The period with the BBC indelibly shaped my future, but in 1987 - the year I left the BBC - I had been with the organisation for 10 years and new horizons beckoned.
I left school in 1967 with my quota of ‘A’ levels to join the Post Office as one of that year’s intake of Student Apprentices. This was at a time when telecoms and mail were still under one umbrella. I did a year’s general training with them to become familiarised with a broad cross section of the business before going on to the University of Swansea to read Electrical Engineering. Summer vacations were spent gaining further experience of Post Office business, including periods in the research laboratories and a visit to the Swedish PTT. I graduated in 1971 with 1st class honours.

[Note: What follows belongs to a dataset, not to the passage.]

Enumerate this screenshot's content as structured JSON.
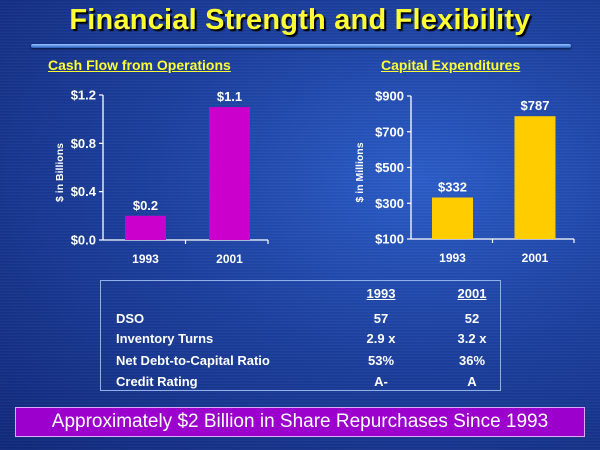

I took a year out with Voluntary Service Overseas where I was sent to Nigeria to teach engineering, maths and general science in the technical college at Auchi. The college catered mainly for young oil industry employees. During this time I traveled extensively in Nigeria and the surrounding countries.
On return to the UK in 1972 I rejoined the Post Office in London, working as an Executive Engineer with the Postal Mechanisation Branch managing a number of security projects. A year later, frustrated with office work having only returned from adventures in Africa, I left to take up a Natural Environment Research Council sponsored studentship in the Department of Physical Oceanography at the University of Bangor. There I used my electronics background to work with a group that was designing and building a probe to investigate the microstructure in the upper ocean. I deployed the probe on a number of international scientific voyages and published a research paper in the process. My data was also used in another research paper authored by colleagues. (See Publications.)
The studentship came to an end in 1977 and I was fortunate enough to have a choice of jobs. One was in marine surveying, the other was with the BBC at the Open University. The latter job was awarded against stiff competition and my instincts directed me towards it, which subsequently led to my career in educational media. I had not completed writing up my PhD, but I thought I could easily do that in the evenings and week ends. So I accepted the job, but sadly for the PhD the write-up didn’t happen. However, in retrospect I see that as a price worth paying.